Jakarta (ANTARA News) - Peneliti dari Pusat Penelitian Politik, Lembaga Ilmu Pengetahun Indonesia (P2K LIPI) merekomendasikan sistem pemilihan umum (pemilu) campuran (mixed system) sebagai yang terbaik untuk Indonesia.
"Pilihan kita jatuh kepada mixed member majoritarian (MMM), 70 persen proporsional dan 30 persen distrik dengan berbagai macam pertimbangan," kata peneliti P2K LIPI, M. Nurhasim di Jakarta, Senin.
Nurhasim mengatakan sejumlah alasan pemilihan sistem campuran ini bagi Indonesia, yakni untuk menjawab sejumlah kegagalan sistem pemilu proporsional yakni lemahnya representasi keterwakilan politik, adanya konvergensi politik akibat terlalu banyaknya partai, pertanggungjawaban anggota DPR yang tidak pernah jelas kepada konstituen dan adanya ketidakadilan konversi suara ke kursi di DPR.
"Secara umum berangkat dari kelemahan sistem proporsional yang kita coba perbaiki," kata peneliti P2K, LIPI, Firman Noor.
Di samping itu, menurutnya sistem campuran memiliki sejumlah kelebihan, yakni adanya efek dual kandidasi dalam perolehan kursi, mendorong partai untuk mengadopsi orang-orang lokal untuk dicalonkan pada distrik agar mereka dapat memenangkan distrik tersebut.
Indonesia, sejak tahun 1955, hingga masa reformasi, terus menerapkan sistem pemilihan umum proporsional. Penerapan sistem campuran ini menurut Nurhasim merupakan upaya untuk menghindari cara-cara yang ekstrim yakni berpindah dengan sistem yang sama sekali bertolak belakang.

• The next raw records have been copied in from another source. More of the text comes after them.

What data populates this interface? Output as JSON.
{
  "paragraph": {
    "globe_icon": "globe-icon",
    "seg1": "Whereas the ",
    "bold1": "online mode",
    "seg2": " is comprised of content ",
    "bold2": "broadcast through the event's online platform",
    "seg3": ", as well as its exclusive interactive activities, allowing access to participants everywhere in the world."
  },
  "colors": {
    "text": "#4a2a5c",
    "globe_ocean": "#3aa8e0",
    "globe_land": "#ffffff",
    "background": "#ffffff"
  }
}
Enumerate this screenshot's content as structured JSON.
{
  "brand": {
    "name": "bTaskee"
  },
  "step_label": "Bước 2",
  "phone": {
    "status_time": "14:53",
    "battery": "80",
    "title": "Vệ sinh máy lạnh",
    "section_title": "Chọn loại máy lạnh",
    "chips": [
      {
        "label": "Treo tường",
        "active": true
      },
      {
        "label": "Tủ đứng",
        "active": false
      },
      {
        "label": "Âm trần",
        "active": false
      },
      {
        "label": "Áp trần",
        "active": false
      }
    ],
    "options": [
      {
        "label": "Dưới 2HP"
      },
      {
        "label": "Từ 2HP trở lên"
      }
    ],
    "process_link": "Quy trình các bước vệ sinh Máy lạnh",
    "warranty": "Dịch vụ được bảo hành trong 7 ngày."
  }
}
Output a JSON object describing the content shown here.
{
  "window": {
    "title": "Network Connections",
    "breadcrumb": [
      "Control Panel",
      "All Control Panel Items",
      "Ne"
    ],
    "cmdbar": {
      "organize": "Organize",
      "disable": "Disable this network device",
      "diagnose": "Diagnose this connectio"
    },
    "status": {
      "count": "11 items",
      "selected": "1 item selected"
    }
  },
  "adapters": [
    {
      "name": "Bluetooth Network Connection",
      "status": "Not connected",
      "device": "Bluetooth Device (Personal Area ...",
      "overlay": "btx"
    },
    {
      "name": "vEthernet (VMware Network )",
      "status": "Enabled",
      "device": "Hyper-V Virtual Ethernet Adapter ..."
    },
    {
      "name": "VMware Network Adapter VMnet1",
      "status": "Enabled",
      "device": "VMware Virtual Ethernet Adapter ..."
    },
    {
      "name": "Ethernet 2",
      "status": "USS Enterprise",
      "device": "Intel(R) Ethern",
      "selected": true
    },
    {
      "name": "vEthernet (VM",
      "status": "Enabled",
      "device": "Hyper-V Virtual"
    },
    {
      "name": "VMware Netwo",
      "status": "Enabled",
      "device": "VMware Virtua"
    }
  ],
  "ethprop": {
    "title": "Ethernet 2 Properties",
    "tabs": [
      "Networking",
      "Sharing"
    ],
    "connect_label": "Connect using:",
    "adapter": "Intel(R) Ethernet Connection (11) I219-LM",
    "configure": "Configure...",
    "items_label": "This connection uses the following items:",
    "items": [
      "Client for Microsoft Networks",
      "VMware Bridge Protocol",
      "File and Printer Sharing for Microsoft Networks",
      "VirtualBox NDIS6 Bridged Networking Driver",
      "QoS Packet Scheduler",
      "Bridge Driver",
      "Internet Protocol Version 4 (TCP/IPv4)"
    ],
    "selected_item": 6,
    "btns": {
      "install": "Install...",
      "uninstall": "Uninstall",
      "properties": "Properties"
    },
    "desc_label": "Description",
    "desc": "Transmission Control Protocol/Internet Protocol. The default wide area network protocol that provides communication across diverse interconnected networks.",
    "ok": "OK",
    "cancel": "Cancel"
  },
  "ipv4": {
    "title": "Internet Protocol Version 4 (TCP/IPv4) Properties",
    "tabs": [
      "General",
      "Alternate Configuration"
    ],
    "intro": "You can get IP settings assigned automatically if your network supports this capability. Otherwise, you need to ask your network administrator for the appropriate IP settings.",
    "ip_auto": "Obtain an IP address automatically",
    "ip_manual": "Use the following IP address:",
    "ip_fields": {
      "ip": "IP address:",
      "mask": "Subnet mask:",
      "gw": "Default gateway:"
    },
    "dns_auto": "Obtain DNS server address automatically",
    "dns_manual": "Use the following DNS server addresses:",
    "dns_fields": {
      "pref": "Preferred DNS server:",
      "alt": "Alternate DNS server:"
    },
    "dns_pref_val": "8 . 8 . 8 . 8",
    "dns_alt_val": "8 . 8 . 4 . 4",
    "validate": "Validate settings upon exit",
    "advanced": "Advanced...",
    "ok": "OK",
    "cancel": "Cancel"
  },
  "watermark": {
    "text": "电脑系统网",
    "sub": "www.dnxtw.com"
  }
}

"Jadi kalau meninggalkan sistem pemilu yang lama sema sekali, saya kira akan menimbulkan keguncangan," ujar Nurhasim.
Ia dan tim menilai sistem campuran ini sebagai jalan tengah sekaligus sebagai sistem pemilu yang terbaik. Hanya saja, sistem ini digunakan sebatas pada pemilu untuk memilih anggota DPR.